We were able to talk the driver, Al (in all his mustached glory) , down to $20 for the five of us, which would turn out to be the best investment we have ever made.  The second we opened the door we knew we had made the right decision.  The floors?  Carpeted.  Lava lamps? Check.  Neon lighting? Check.  An ipod we had control of? Check.  Budweiser in cans? Check.  Feeling like pimps? Check.  The coolest NY limo driver other than Ranjit, who doesn’t really count since he is a fictional character on How I Met Your Mother?
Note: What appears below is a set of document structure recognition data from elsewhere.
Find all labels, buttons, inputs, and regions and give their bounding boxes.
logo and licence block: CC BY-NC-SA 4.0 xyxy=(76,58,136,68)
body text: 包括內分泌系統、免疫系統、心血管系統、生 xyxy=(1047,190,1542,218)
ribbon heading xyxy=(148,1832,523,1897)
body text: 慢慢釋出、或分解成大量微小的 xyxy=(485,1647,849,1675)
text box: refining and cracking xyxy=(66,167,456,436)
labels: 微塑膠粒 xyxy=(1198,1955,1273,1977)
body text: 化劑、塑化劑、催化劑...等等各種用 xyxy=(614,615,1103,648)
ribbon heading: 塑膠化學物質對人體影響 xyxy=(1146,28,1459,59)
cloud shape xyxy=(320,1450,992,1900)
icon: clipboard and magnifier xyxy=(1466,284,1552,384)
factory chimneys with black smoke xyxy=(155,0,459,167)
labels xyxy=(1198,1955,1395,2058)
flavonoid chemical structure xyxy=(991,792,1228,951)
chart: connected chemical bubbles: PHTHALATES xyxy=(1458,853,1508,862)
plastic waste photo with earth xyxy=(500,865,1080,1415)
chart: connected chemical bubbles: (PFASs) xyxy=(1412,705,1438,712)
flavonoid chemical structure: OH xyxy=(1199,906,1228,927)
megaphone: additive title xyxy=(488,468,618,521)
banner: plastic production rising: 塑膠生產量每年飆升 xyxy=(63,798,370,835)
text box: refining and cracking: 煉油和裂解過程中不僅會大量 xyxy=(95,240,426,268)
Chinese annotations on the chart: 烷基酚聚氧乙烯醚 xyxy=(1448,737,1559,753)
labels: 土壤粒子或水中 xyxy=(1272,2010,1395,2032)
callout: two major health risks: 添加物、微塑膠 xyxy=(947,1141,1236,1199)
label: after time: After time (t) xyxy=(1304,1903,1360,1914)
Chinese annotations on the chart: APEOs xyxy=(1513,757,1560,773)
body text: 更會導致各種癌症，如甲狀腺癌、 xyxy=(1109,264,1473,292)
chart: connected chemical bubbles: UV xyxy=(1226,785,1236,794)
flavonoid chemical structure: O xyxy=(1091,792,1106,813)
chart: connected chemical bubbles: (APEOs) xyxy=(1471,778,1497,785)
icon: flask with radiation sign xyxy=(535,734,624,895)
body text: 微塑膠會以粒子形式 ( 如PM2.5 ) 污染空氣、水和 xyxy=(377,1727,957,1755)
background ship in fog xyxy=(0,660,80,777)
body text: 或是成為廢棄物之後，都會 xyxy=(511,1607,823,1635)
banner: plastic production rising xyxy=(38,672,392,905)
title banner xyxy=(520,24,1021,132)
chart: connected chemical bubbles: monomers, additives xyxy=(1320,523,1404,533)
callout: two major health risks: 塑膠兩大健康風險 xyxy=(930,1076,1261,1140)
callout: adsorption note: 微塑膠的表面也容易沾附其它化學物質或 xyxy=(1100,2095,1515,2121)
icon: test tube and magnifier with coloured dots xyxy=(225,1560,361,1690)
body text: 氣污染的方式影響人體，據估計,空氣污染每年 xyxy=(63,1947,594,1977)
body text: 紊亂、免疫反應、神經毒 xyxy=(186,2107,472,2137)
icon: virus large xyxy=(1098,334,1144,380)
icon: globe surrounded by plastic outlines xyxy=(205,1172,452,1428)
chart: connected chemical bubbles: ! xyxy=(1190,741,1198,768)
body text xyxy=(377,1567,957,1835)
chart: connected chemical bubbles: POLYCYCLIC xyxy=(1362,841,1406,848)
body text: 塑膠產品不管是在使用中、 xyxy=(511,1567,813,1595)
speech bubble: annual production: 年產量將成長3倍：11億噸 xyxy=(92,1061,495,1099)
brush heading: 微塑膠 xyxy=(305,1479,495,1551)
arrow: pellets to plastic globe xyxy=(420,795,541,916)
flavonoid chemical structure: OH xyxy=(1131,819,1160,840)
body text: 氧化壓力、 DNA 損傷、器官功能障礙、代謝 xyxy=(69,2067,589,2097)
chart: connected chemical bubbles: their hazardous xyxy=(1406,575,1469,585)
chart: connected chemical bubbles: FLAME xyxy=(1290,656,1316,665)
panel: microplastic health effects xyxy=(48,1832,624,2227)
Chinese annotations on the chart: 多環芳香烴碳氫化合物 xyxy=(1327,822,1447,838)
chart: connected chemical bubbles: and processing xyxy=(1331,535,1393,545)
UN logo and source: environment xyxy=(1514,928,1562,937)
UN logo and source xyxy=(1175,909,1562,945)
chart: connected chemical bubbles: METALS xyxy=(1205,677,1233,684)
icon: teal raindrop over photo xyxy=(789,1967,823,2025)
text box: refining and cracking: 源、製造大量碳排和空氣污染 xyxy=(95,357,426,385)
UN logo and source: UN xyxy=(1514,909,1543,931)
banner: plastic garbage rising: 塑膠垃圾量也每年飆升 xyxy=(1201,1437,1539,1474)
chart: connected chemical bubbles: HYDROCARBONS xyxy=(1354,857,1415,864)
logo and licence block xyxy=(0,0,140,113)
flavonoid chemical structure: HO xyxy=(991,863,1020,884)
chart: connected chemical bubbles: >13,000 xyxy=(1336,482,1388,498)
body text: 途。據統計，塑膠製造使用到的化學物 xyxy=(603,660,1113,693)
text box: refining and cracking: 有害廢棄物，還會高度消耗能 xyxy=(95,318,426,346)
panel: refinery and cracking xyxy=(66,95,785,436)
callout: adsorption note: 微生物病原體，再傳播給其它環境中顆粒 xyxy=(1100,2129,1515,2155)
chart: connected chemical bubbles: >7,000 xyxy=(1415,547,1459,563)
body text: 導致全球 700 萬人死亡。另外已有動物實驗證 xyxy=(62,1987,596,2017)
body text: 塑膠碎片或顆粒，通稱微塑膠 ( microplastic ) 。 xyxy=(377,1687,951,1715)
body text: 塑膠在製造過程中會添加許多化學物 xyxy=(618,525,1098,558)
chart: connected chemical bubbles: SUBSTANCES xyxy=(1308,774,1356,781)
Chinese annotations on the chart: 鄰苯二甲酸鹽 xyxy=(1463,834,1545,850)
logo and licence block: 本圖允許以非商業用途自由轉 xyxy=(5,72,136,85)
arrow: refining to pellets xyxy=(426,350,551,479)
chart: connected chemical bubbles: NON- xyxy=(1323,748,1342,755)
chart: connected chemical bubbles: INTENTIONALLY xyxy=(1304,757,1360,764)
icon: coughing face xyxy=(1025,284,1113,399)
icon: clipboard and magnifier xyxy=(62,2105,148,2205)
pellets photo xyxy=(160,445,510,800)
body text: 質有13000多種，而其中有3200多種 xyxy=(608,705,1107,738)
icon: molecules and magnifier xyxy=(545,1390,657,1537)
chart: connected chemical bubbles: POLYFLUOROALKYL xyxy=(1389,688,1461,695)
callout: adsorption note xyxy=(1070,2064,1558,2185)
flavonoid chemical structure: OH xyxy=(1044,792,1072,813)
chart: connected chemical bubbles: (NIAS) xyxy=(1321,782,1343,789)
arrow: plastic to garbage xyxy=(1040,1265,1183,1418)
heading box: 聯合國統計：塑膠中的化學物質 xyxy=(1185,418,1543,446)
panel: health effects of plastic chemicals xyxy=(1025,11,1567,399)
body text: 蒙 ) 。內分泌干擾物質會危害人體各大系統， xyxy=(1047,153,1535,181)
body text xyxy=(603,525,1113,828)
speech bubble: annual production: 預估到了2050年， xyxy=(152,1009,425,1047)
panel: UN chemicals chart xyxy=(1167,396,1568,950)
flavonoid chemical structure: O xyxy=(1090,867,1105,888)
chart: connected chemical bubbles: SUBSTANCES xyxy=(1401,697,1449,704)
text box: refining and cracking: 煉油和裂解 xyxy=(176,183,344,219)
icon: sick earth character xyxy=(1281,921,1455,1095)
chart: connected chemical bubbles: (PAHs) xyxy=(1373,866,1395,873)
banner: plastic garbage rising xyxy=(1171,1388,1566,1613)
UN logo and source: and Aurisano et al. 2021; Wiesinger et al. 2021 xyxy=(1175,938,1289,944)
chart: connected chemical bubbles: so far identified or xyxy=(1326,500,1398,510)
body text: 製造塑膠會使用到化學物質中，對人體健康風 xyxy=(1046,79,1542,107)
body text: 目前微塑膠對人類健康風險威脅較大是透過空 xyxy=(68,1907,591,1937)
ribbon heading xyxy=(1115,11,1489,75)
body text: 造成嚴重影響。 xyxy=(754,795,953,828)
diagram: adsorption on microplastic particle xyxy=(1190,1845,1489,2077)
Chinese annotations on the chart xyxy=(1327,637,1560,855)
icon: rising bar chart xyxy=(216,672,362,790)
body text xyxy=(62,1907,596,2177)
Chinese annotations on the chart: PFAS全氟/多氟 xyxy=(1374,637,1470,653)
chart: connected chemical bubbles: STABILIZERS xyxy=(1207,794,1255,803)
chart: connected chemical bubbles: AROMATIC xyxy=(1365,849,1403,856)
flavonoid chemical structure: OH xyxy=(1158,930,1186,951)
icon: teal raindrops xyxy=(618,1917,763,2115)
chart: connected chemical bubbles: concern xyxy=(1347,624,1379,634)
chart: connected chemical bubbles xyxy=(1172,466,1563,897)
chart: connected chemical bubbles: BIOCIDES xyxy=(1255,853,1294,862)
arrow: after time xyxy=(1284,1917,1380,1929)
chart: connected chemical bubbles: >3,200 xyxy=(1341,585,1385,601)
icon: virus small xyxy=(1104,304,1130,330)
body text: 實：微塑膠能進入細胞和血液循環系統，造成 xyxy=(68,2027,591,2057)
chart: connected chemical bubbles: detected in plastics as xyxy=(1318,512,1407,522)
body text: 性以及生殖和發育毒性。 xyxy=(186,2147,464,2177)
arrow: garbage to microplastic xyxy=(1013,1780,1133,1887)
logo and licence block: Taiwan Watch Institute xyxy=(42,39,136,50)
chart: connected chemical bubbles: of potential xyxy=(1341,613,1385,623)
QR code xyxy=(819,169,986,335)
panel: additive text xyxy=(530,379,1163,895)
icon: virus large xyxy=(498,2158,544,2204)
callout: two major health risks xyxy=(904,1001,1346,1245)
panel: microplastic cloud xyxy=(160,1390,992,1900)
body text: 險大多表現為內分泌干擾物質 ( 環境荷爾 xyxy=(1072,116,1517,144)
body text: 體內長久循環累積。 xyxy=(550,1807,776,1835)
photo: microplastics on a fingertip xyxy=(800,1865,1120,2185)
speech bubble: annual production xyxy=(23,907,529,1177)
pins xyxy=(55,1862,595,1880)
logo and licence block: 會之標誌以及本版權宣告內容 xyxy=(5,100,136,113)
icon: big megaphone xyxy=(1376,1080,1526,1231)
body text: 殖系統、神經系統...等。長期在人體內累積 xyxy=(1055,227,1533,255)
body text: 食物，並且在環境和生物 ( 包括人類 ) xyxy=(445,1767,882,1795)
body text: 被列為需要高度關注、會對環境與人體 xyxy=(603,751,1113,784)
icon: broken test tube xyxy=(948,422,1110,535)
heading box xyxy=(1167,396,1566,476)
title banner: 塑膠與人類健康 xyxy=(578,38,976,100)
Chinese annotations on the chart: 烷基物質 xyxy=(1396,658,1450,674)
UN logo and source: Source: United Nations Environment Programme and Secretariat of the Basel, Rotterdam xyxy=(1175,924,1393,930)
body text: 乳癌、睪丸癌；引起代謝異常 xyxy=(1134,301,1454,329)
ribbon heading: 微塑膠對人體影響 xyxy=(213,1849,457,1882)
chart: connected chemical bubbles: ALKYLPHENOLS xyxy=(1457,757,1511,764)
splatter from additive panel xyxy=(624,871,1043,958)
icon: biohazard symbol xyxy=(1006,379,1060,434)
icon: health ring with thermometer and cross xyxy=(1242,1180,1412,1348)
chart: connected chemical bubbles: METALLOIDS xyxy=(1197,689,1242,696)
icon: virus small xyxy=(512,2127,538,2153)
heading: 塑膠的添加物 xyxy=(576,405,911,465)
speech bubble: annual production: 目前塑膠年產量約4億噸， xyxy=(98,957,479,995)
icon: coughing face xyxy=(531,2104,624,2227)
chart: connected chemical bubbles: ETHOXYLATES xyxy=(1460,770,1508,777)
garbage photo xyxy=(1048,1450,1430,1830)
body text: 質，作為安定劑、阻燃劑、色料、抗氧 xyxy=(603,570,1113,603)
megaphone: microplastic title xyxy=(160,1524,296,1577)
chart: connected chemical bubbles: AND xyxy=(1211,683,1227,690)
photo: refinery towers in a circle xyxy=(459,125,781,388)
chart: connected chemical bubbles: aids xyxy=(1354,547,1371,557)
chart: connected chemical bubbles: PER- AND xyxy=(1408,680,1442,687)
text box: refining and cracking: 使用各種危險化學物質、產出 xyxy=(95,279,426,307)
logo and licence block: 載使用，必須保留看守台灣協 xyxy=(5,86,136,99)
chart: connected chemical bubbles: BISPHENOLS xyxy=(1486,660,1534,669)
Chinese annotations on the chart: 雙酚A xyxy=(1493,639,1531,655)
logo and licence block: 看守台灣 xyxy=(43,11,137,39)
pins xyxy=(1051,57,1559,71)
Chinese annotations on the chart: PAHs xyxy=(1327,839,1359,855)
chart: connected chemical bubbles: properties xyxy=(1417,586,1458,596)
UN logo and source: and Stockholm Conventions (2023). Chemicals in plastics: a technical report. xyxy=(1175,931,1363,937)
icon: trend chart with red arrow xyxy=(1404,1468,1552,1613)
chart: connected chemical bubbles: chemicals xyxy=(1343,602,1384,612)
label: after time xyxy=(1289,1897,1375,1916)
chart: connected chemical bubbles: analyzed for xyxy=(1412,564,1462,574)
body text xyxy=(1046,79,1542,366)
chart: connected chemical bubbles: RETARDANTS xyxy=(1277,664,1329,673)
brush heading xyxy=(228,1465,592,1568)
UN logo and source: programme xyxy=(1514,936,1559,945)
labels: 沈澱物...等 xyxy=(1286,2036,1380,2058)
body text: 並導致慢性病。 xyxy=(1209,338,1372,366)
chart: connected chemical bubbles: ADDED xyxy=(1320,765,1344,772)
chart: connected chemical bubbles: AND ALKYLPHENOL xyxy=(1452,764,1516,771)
Check.

I want to relive Thursday night all over again.  And you know what?  I think I will.  All I need to do is have Kings of Leon come back to town, and Al will take care of the rest.   I have a feeling this is not the last appearance Al will make on JSF, as when we arrived at Nolita House, he gave us all his card:

Now #1 on my speed dial

Now #1 on my speed dial

I don’t know what exactly a Pim Pin is, but I like it.

I love your music, so I will kick you in the nuts

In Jesse, the Rippers, and their contemporaries on January 7, 2009 at 2:21 pm

Say what you want about pandora.com, but it’s ad-free radio, so it’s pretty rad in my book.  Sure there may be better sites out there, but I challenge someone to find something I like better than typing in the artist “Islands” and seeing what the geniuses at the Music Genome Project have come up with.  Alright, I am coming off a four-month long at work addiction to the “Arcade Fire” station, but whatever.  It’s hit after hit; currently I have been riding on a roller coaster of sound through tracks by The Shins (you can hate on them, but I’m with Zach Braff in Garden State… to a degree), The Pixies, Cake, The Flaming Lips, Wolf Parade, Death Cab For Cutie and Islands’ song, “Rough Gem.”  Listen to it.  Or better yet, check out the video of it below (if for no other reason than to see kids dressed up as dogs acting like newscasters).  But after you watch, finish reading, I’ve got some good stuff planned:

http://www.youtube.com/watch?v=RpQwZ_gdE1w

The Flaming Lips just came back on and it’s one of the best songs ever- “Fight Test,” so I’m for the repetition in this case.  It reminds me of this summer when I went hiking on the Appalachian Trail with two friends, Mosh and F-Bomb.  To pass the time while we walked. and walked. and walked, we talked about a lot of things.  Life, sports, food, music, movies, women, how much our feet hurt, how much faster Mosh was at walking than us, which Ninja Turtle we would most want to be, and other important things of that nature.  At one point F-Bomb regaled me with a tale of how one of his friends at a music festival was walking around late and night screaming “I’m going to kick Wayne Coyne in the nuts!” (for those of you not in the know, Coyne is the lead singer of The Flaming Lips.  If that doesn’t mean much to you, you may remember a song about the girl that Coyne knows who will make you breakfast, who’ll make you toast, but she won’t use butter, and she won’t use cheese.  She won’t use jelly or any of these, but she sure will use that delicious Vaseline.)  After apparently yelling it for an extended period of time while walking back to his tent, a shadowy, grizzled figure emerged from a tent and asked, “So, I hear you want to kick me in the nuts?”  Of course, F-Bomb’s friend loved Wayne Coyne (in 2009, in lieu of cards, I am going to send loved ones a kick in their nuts), and they exchanged pleasantries, saving Wayne Coyne’s gonads and ensuring his voice’s octave level would remain killer for future generations of music lovers.